The Certified Authorization Professional (CAP) certification from (ISC)2 confirms that you have the knowledge, skills and experience required for authorizing and maintaining information systems within the new Risk Management Framework as outlined in NIST SP 800-37 Rev 1. Commercial organizations, civilian and local governments, and the U.S. federal government - including the State Department and Department of Defense (DoD) - rely on your expertise to ensure that information systems not only have the appropriate security measures in place, but that they are also aligned with the organization's level of exposure to risk.
CAP certification candidates must have a minimum of 2 years of cumulative paid full-time work experience in information systems security authorization. The CAP examination tests the breadth and depth of a candidate's knowledge in the seven domains of the (ISC)2 CAP CBK (Common Body of Knowledge).
What job title do you have?
CAPs hold various job functions related to security authorization, including the following titles:
- Information system security officers (ISSOs)
- Information system security managers (ISSMs)
- Information assurance (IA) practitioners performing security authorization and continuous monitoring
- Executives "signing off" on Authority to Operate (ATO)
- Inspector generals (IGs) and auditors performing independent reviews
- Program managers developing or maintaining IT systems
What's a typical day like for a CAP?
A typical day revolves around activities that ensure information systems are aligned with the organization's overall risk management framework. CAPs spend time conducting continuous monitoring exercises, risk/vulnerability assessments and other authorization activities throughout the entire lifecycle of a system. For those full-time CAPs working for an organization, they often meet with management, engineers and security staff to gather requirements, inspect systems and understand how security controls are being implemented. In addition, they advise their organization on how to mitigate threats and develop policies and security plans. CAPs that work in a consultant or analyst role conduct short-term security authorizations on behalf of their clients.

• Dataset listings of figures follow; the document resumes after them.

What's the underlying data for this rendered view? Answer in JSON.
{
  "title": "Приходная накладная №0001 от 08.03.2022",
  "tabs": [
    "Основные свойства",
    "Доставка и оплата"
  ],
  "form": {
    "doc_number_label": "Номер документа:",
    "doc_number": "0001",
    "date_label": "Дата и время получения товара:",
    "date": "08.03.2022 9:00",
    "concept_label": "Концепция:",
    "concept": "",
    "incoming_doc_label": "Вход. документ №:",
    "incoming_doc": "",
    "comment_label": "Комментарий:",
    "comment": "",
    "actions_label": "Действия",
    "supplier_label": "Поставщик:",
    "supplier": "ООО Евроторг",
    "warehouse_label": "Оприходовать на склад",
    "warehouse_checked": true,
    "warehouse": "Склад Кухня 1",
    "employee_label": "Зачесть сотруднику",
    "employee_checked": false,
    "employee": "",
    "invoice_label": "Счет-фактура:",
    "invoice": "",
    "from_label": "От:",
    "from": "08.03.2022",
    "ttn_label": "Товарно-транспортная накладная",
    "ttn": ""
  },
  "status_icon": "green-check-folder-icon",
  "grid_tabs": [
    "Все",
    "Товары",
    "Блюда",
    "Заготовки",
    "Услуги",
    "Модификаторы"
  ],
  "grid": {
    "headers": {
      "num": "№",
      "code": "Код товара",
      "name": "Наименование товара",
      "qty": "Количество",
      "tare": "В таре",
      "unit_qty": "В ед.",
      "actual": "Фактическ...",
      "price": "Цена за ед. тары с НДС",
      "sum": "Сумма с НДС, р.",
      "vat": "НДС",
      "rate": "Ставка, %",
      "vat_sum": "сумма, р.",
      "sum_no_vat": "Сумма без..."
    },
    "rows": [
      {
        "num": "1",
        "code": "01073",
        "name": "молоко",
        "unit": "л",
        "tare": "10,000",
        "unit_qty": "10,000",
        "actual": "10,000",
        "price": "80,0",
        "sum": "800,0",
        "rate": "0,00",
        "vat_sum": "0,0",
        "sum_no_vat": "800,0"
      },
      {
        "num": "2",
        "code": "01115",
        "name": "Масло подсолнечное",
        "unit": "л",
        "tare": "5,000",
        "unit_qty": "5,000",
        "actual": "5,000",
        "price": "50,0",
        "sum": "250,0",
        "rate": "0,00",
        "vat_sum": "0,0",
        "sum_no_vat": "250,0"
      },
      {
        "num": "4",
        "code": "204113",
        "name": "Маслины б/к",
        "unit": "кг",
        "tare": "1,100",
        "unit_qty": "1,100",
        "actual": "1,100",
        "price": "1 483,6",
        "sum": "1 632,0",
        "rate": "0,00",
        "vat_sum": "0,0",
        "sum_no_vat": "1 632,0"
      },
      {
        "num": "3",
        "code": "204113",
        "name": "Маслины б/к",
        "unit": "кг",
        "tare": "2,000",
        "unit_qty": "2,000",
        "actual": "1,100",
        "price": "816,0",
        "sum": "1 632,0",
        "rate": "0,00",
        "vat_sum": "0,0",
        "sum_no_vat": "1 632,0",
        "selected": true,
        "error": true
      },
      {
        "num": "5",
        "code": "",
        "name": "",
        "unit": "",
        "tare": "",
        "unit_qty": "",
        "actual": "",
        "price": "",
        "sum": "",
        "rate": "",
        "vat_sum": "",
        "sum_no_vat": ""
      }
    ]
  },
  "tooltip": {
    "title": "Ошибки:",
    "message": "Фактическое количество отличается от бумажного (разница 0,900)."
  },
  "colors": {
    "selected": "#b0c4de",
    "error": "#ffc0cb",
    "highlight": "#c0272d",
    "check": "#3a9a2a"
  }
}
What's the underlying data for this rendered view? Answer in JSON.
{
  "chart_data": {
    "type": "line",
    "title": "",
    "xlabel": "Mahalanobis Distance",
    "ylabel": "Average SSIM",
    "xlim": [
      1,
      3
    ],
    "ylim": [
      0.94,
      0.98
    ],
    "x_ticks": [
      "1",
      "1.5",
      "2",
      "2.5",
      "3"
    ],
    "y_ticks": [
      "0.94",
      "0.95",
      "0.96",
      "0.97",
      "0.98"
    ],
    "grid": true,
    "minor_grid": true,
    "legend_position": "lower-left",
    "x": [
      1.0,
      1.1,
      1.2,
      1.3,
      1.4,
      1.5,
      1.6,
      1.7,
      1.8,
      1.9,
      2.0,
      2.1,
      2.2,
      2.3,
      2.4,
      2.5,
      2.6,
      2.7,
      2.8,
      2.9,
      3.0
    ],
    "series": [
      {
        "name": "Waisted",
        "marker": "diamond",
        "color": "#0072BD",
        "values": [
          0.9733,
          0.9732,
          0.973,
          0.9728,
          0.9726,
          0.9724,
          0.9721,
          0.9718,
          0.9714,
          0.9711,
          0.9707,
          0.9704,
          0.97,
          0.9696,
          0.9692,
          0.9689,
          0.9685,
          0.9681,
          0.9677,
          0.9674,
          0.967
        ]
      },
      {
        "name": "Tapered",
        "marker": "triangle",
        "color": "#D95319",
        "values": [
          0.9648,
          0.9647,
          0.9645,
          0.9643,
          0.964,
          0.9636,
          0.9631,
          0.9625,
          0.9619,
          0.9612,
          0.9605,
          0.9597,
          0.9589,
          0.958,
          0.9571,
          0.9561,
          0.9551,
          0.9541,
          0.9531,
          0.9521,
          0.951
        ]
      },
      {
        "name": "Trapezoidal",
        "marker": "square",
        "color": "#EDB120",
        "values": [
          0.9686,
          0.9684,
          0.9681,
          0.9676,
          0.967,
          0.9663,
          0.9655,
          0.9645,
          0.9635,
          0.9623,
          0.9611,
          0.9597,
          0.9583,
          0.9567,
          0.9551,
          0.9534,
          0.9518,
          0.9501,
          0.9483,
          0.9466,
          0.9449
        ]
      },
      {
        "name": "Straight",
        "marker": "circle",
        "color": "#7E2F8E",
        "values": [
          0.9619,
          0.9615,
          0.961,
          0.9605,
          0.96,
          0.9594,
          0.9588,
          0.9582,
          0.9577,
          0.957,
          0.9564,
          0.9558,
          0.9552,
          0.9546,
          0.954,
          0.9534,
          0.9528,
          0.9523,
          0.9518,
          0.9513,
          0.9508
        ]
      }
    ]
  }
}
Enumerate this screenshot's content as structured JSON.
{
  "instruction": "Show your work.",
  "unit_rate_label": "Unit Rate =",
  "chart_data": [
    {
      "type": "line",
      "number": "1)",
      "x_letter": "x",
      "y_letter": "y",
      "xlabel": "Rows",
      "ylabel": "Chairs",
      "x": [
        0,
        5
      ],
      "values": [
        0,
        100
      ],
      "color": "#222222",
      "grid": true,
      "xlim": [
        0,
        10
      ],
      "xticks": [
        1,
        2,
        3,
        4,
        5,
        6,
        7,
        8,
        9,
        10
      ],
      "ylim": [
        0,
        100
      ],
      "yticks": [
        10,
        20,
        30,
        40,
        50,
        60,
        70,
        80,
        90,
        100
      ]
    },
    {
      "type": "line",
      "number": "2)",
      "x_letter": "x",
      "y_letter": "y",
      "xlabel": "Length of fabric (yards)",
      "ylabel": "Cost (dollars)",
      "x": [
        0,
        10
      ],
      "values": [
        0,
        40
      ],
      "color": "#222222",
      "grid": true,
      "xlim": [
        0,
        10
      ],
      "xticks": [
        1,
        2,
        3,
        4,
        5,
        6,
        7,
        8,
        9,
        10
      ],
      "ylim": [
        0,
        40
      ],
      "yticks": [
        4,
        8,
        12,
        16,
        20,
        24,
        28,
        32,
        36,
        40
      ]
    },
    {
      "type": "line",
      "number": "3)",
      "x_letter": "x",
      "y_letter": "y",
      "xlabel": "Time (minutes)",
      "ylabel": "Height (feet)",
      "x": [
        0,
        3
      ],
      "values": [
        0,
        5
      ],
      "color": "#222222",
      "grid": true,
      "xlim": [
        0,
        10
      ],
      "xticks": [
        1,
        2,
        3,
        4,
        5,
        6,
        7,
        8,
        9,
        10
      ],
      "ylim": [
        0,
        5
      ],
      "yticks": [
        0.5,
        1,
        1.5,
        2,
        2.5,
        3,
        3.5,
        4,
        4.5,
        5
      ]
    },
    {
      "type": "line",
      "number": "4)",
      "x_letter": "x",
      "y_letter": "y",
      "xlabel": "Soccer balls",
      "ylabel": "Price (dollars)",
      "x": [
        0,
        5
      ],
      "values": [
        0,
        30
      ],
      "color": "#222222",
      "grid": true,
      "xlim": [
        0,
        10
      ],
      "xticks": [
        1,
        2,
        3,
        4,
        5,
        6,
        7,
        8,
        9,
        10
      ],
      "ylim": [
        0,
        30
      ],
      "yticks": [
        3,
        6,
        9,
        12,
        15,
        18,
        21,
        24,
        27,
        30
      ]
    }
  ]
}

What's your job setting like?
Some CAPs work in an office or cube environment at their organization, while others work remotely as consultants performing independent assessments. CAPs are often also operating in military or government/federal agencies, where they have privileged access to information systems.
What skill sets are most important to your job?
CAPs need to have a broad set of managerial, operational and technical skills. They must have a strong understanding of risk management, security architectures and associated threats so they can properly determine whether systems meet the organization's security requirements. Additionally, they must understand the system development lifecycle - from when a system is created to when it is disposed - and the supporting security authorization activities required at each step along the way. They need to be critical thinkers with exceptional analytical and writing skills so they can review, interpret and develop security policies and procedures and other documentation. CAPs should understand the authorization process, and be able to comprehend how vulnerabilities affect security authorization. They also need the interpersonal skills to work alongside engineers and system owners to evaluate implementations, assess the risks, and articulate the value proposition for completing assessment and authorization (A&A) activities.
If a security breach were to take place, what is your role in handling remediation and/or prevention?
CAPs are involved in advising, monitoring, directing and documenting the mitigation and response to the breach. They investigate what happ ned to identify system vulnerabilities and lessons learned, and use this knowledge to institute new policies and procedures that will help to prevent similar incidents in the future as well as make recommendations for improvements to help minimize the risk of future breaches.